To: BGR who wrote (73284)1/11/2000 6:03:00 PM
From: Cynic 2005  Read Replies (1) | Respond to of 132070
 
How much more destruction of the free markets you want?

<<Should the Fed come to the aid of the bond market IYO?>>

They are already doing it. Look at their ballooning balance sheet. They have been monitizing debt for a while. (You can check the St. Louis Fed site) i.e. the biggest buyer of the Treasuries is the Federal Reserve.
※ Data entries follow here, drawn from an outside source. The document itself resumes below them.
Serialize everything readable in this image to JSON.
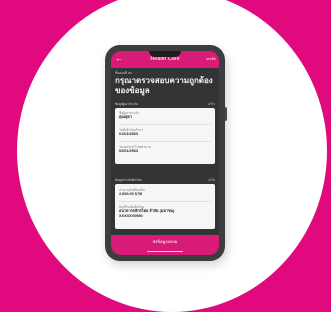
{
  "app": {
    "title": "Health Care",
    "appbar_right": "ยกเลิก"
  },
  "header": {
    "subtitle": "ขั้นตอนที่ 3/3",
    "title": "กรุณาตรวจสอบความถูกต้องของข้อมูล"
  },
  "sections": [
    {
      "heading": "ข้อมูลผู้เอาประกัน",
      "edit_label": "แก้ไข",
      "rows": [
        {
          "label": "ชื่อผู้เอาประกัน",
          "value": "คุณสุดา"
        },
        {
          "label": "วันที่เข้ารับบริการ",
          "value": "01/01/2563"
        },
        {
          "label": "วันออกจากโรงพยาบาล",
          "value": "02/01/2563"
        }
      ]
    },
    {
      "heading": "ข้อมูลการเบิกสินไหม",
      "edit_label": "แก้ไข",
      "rows": [
        {
          "label": "จำนวนเงินที่ขอเบิก",
          "value": "2,000.00 บาท"
        },
        {
          "label": "บัญชีรับเงินสินไหม",
          "value": "ธนาคารกสิกรไทย จำกัด (มหาชน)\nXXXXXX0980"
        }
      ]
    }
  ],
  "cta": {
    "label": "ส่งข้อมูลเคลม"
  },
  "colors": {
    "brand": "#d81b76",
    "background": "#e0097e",
    "screen": "#333436"
  }
}
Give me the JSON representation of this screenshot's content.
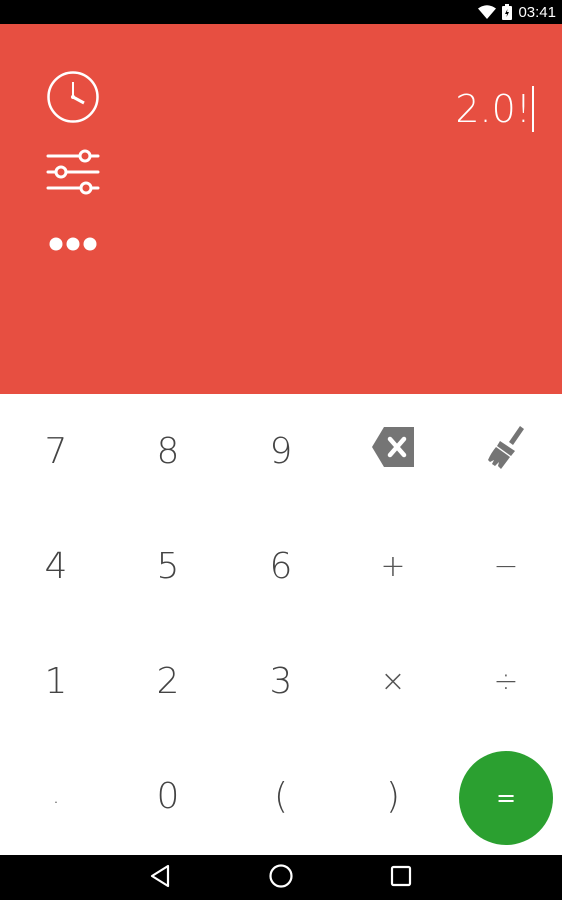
{
  "status_bar": {
    "time": "03:41",
    "icons": [
      "wifi-icon",
      "battery-icon"
    ]
  },
  "display": {
    "expression": "2.0!",
    "background_color": "#e74f41",
    "side_icons": [
      "history-icon",
      "settings-sliders-icon",
      "more-options-icon"
    ]
  },
  "keypad": {
    "rows": [
      [
        "7",
        "8",
        "9",
        "backspace",
        "clear"
      ],
      [
        "4",
        "5",
        "6",
        "+",
        "−"
      ],
      [
        "1",
        "2",
        "3",
        "×",
        "÷"
      ],
      [
        ".",
        "0",
        "(",
        ")",
        "="
      ]
    ],
    "keys": {
      "k7": "7",
      "k8": "8",
      "k9": "9",
      "k4": "4",
      "k5": "5",
      "k6": "6",
      "k1": "1",
      "k2": "2",
      "k3": "3",
      "dot": ".",
      "k0": "0",
      "lparen": "(",
      "rparen": ")",
      "plus": "+",
      "minus": "−",
      "times": "×",
      "divide": "÷",
      "equals": "="
    },
    "equals_color": "#2ba030",
    "icon_color": "#757575"
  },
  "nav_bar": {
    "icons": [
      "back-icon",
      "home-icon",
      "recents-icon"
    ]
  }
}
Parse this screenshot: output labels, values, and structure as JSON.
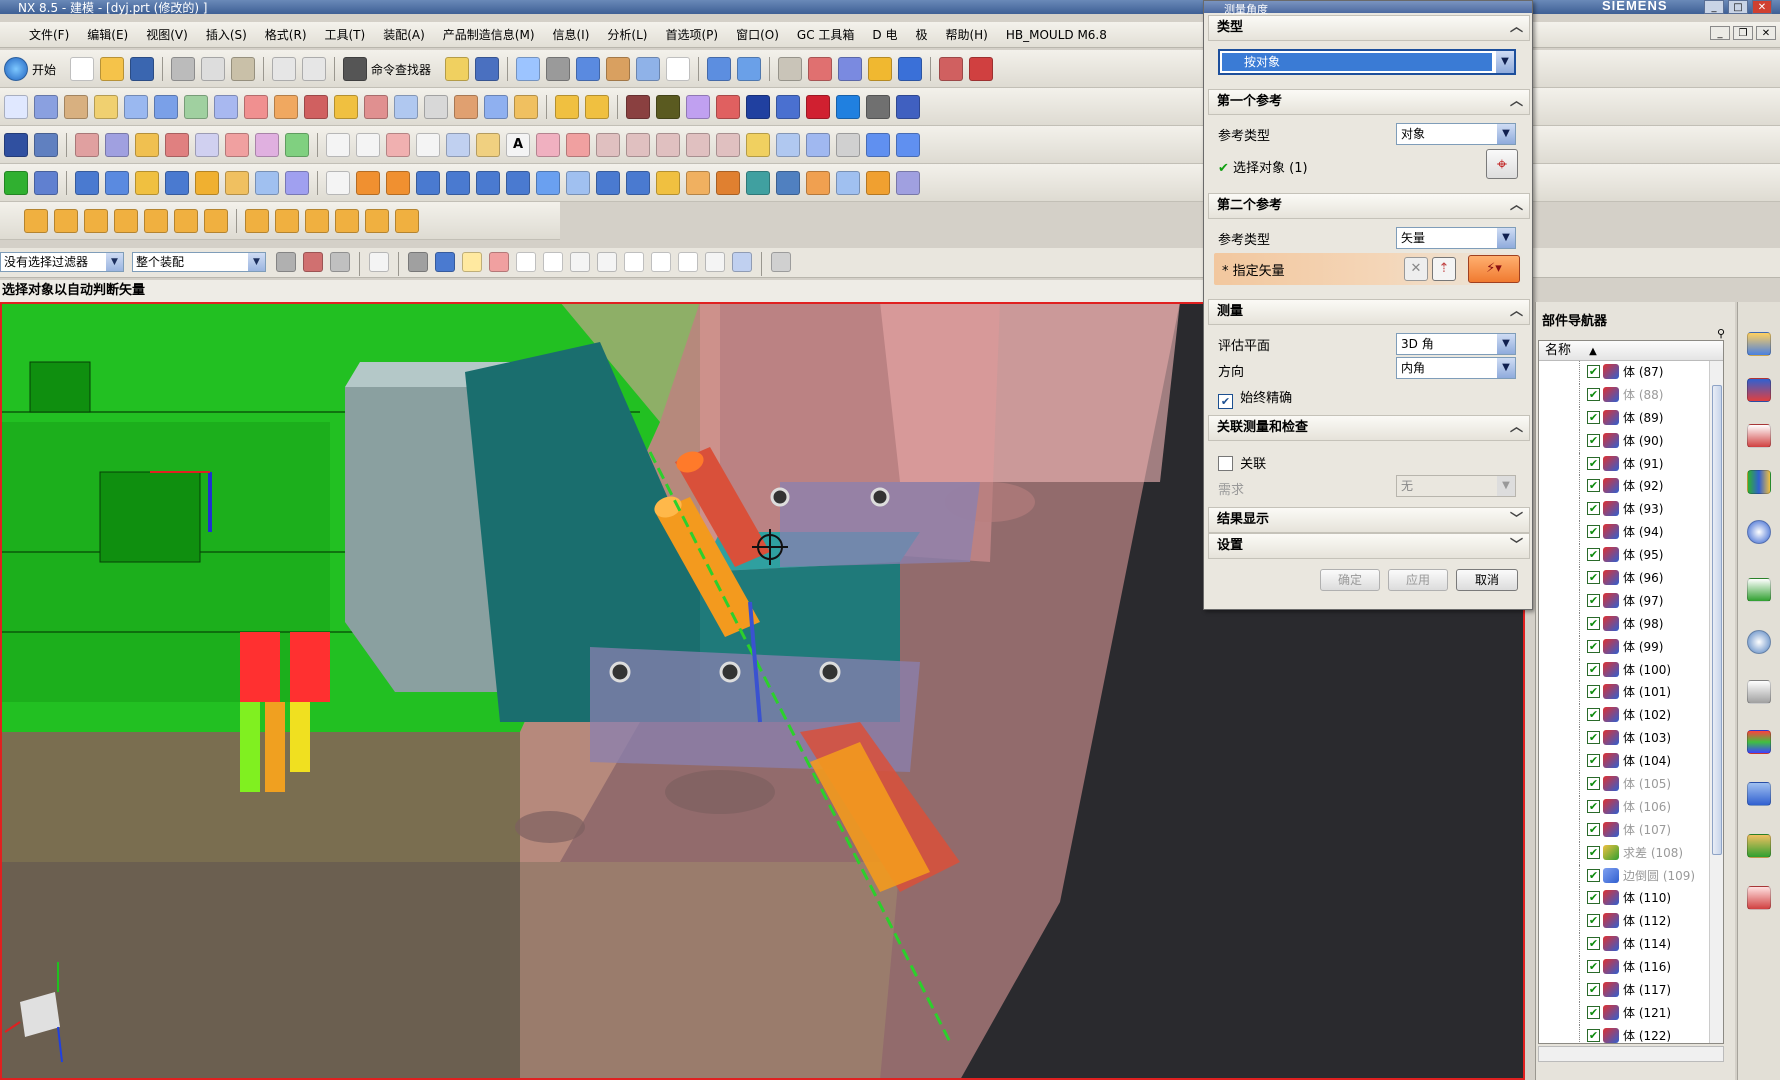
{
  "window": {
    "title": "NX 8.5 - 建模 - [dyj.prt (修改的) ]",
    "brand": "SIEMENS"
  },
  "menu": [
    "文件(F)",
    "编辑(E)",
    "视图(V)",
    "插入(S)",
    "格式(R)",
    "工具(T)",
    "装配(A)",
    "产品制造信息(M)",
    "信息(I)",
    "分析(L)",
    "首选项(P)",
    "窗口(O)",
    "GC 工具箱",
    "D 电",
    "极",
    "帮助(H)",
    "HB_MOULD M6.8"
  ],
  "toolbar": {
    "start_label": "开始",
    "command_finder_label": "命令查找器"
  },
  "selection_bar": {
    "filter": "没有选择过滤器",
    "scope": "整个装配"
  },
  "cue_line": "选择对象以自动判断矢量",
  "dialog": {
    "title": "测量角度",
    "sections": {
      "type": "类型",
      "first_ref": "第一个参考",
      "second_ref": "第二个参考",
      "measure": "测量",
      "assoc": "关联测量和检查",
      "results": "结果显示",
      "settings": "设置"
    },
    "type_value": "按对象",
    "first": {
      "ref_type_label": "参考类型",
      "ref_type_value": "对象",
      "select_label": "选择对象 (1)"
    },
    "second": {
      "ref_type_label": "参考类型",
      "ref_type_value": "矢量",
      "specify_label": "* 指定矢量"
    },
    "measure": {
      "eval_plane_label": "评估平面",
      "eval_plane_value": "3D 角",
      "direction_label": "方向",
      "direction_value": "内角",
      "always_precise": "始终精确"
    },
    "assoc": {
      "assoc_label": "关联",
      "requirement_label": "需求",
      "requirement_value": "无"
    },
    "buttons": {
      "ok": "确定",
      "apply": "应用",
      "cancel": "取消"
    }
  },
  "navigator": {
    "title": "部件导航器",
    "column": "名称",
    "items": [
      {
        "name": "体 (87)",
        "dim": false,
        "icon": "body"
      },
      {
        "name": "体 (88)",
        "dim": true,
        "icon": "body"
      },
      {
        "name": "体 (89)",
        "dim": false,
        "icon": "body"
      },
      {
        "name": "体 (90)",
        "dim": false,
        "icon": "body"
      },
      {
        "name": "体 (91)",
        "dim": false,
        "icon": "body"
      },
      {
        "name": "体 (92)",
        "dim": false,
        "icon": "body"
      },
      {
        "name": "体 (93)",
        "dim": false,
        "icon": "body"
      },
      {
        "name": "体 (94)",
        "dim": false,
        "icon": "body"
      },
      {
        "name": "体 (95)",
        "dim": false,
        "icon": "body"
      },
      {
        "name": "体 (96)",
        "dim": false,
        "icon": "body"
      },
      {
        "name": "体 (97)",
        "dim": false,
        "icon": "body"
      },
      {
        "name": "体 (98)",
        "dim": false,
        "icon": "body"
      },
      {
        "name": "体 (99)",
        "dim": false,
        "icon": "body"
      },
      {
        "name": "体 (100)",
        "dim": false,
        "icon": "body"
      },
      {
        "name": "体 (101)",
        "dim": false,
        "icon": "body"
      },
      {
        "name": "体 (102)",
        "dim": false,
        "icon": "body"
      },
      {
        "name": "体 (103)",
        "dim": false,
        "icon": "body"
      },
      {
        "name": "体 (104)",
        "dim": false,
        "icon": "body"
      },
      {
        "name": "体 (105)",
        "dim": true,
        "icon": "body"
      },
      {
        "name": "体 (106)",
        "dim": true,
        "icon": "body"
      },
      {
        "name": "体 (107)",
        "dim": true,
        "icon": "body"
      },
      {
        "name": "求差 (108)",
        "dim": true,
        "icon": "subtract"
      },
      {
        "name": "边倒圆 (109)",
        "dim": true,
        "icon": "blend"
      },
      {
        "name": "体 (110)",
        "dim": false,
        "icon": "body"
      },
      {
        "name": "体 (112)",
        "dim": false,
        "icon": "body"
      },
      {
        "name": "体 (114)",
        "dim": false,
        "icon": "body"
      },
      {
        "name": "体 (116)",
        "dim": false,
        "icon": "body"
      },
      {
        "name": "体 (117)",
        "dim": false,
        "icon": "body"
      },
      {
        "name": "体 (121)",
        "dim": false,
        "icon": "body"
      },
      {
        "name": "体 (122)",
        "dim": false,
        "icon": "body"
      }
    ]
  },
  "colors": {
    "part_green": "#22c022",
    "teal_block": "#1f7a7a",
    "pink_transparent": "#e8a0a0",
    "orange_pin": "#f39a1e",
    "dialog_highlight": "#3a7bd5"
  }
}
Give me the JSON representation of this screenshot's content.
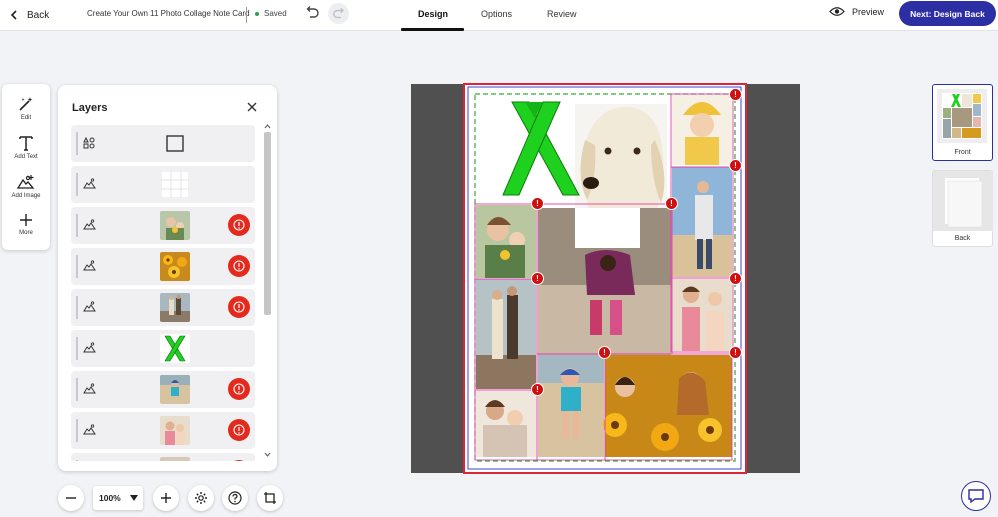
{
  "header": {
    "back_label": "Back",
    "project_title": "Create Your Own 11 Photo Collage Note Card",
    "save_status": "Saved",
    "tabs": [
      {
        "label": "Design",
        "active": true
      },
      {
        "label": "Options",
        "active": false
      },
      {
        "label": "Review",
        "active": false
      }
    ],
    "preview_label": "Preview",
    "next_label": "Next: Design Back"
  },
  "tools": [
    {
      "label": "Edit",
      "icon": "magic-wand-icon"
    },
    {
      "label": "Add Text",
      "icon": "text-t-icon"
    },
    {
      "label": "Add Image",
      "icon": "add-image-icon"
    },
    {
      "label": "More",
      "icon": "plus-icon"
    }
  ],
  "layers_panel": {
    "title": "Layers",
    "rows": [
      {
        "type": "shapes",
        "thumb": "empty-square",
        "warning": false
      },
      {
        "type": "image",
        "thumb": "grid-frame",
        "warning": false
      },
      {
        "type": "image",
        "thumb": "mother-daughter-flowers",
        "warning": true
      },
      {
        "type": "image",
        "thumb": "sunflowers",
        "warning": true
      },
      {
        "type": "image",
        "thumb": "couple-walking",
        "warning": true
      },
      {
        "type": "image",
        "thumb": "green-ribbon",
        "warning": false
      },
      {
        "type": "image",
        "thumb": "girl-beach",
        "warning": true
      },
      {
        "type": "image",
        "thumb": "mother-daughter-kitchen",
        "warning": true
      },
      {
        "type": "image",
        "thumb": "mother-child",
        "warning": true
      }
    ]
  },
  "zoom": {
    "level": "100%"
  },
  "pages": [
    {
      "label": "Front",
      "selected": true
    },
    {
      "label": "Back",
      "selected": false
    }
  ],
  "colors": {
    "accent": "#2b2fa3",
    "warning": "#e32a1d",
    "saved_dot": "#2ca24a",
    "ribbon": "#1ed11e",
    "canvas_bg": "#505050"
  }
}
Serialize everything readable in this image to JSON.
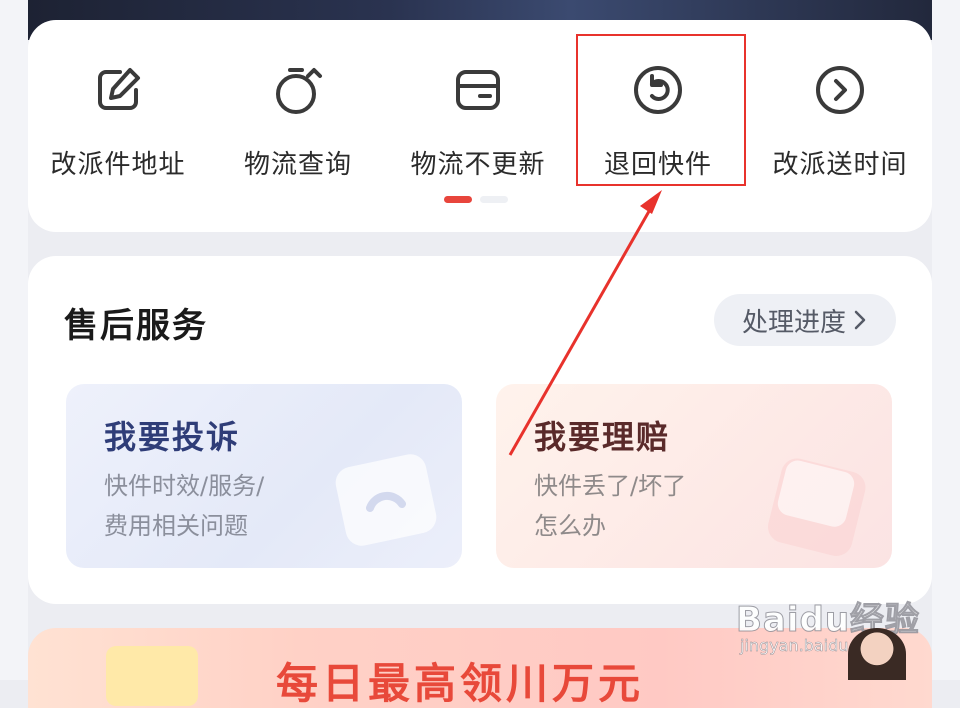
{
  "quick_actions": [
    {
      "label": "改派件地址",
      "icon": "edit-icon"
    },
    {
      "label": "物流查询",
      "icon": "stopwatch-icon"
    },
    {
      "label": "物流不更新",
      "icon": "package-box-icon"
    },
    {
      "label": "退回快件",
      "icon": "return-icon"
    },
    {
      "label": "改派送时间",
      "icon": "forward-icon"
    }
  ],
  "pager": {
    "active_index": 0,
    "count": 2
  },
  "after_sales": {
    "title": "售后服务",
    "progress_label": "处理进度",
    "complain": {
      "title": "我要投诉",
      "subtitle_line1": "快件时效/服务/",
      "subtitle_line2": "费用相关问题"
    },
    "claim": {
      "title": "我要理赔",
      "subtitle_line1": "快件丢了/坏了",
      "subtitle_line2": "怎么办"
    }
  },
  "promo": {
    "text": "每日最高领川万元"
  },
  "watermark": {
    "main": "Baidu经验",
    "sub": "jingyan.baidu.com"
  },
  "colors": {
    "accent": "#e8453c",
    "annotation": "#e8322c"
  }
}
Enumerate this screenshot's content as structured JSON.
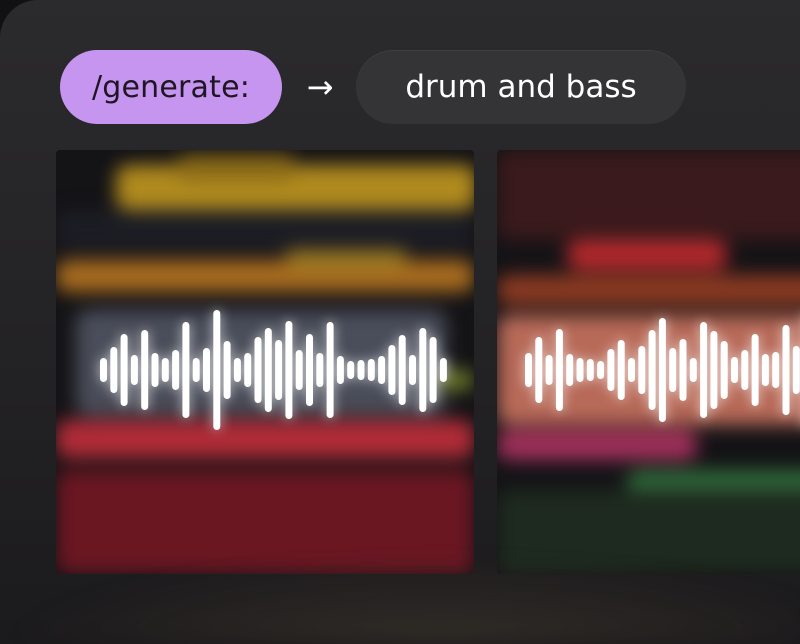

To: BGR who wrote (73284)1/12/2000 9:39:00 AM
From: Freedom Fighter  Read Replies (2) | Respond to of 132070
 
BGR,

I believe the bond market is getting pounded because the US has been expanding credit too fast in relation to the level of savings. I believe the economy needs to slow. So yes, AG should tighten. However, it's important to understand my complete view. If AG.com didn't flood the system with credit at every sign of a hiccup we would not be in the position of having to tighten at a point in time where equity prices are extremely high and credit levels may be dangerous. I wouldn't consider a tightening here to be a rescue of bond traders. I would consider a sound policy aimed at preventing even more long term excesses and a sign that AG is not a complete loon. (g) When he lowered rates to rescue Wall St temporarily he was just creating this situation.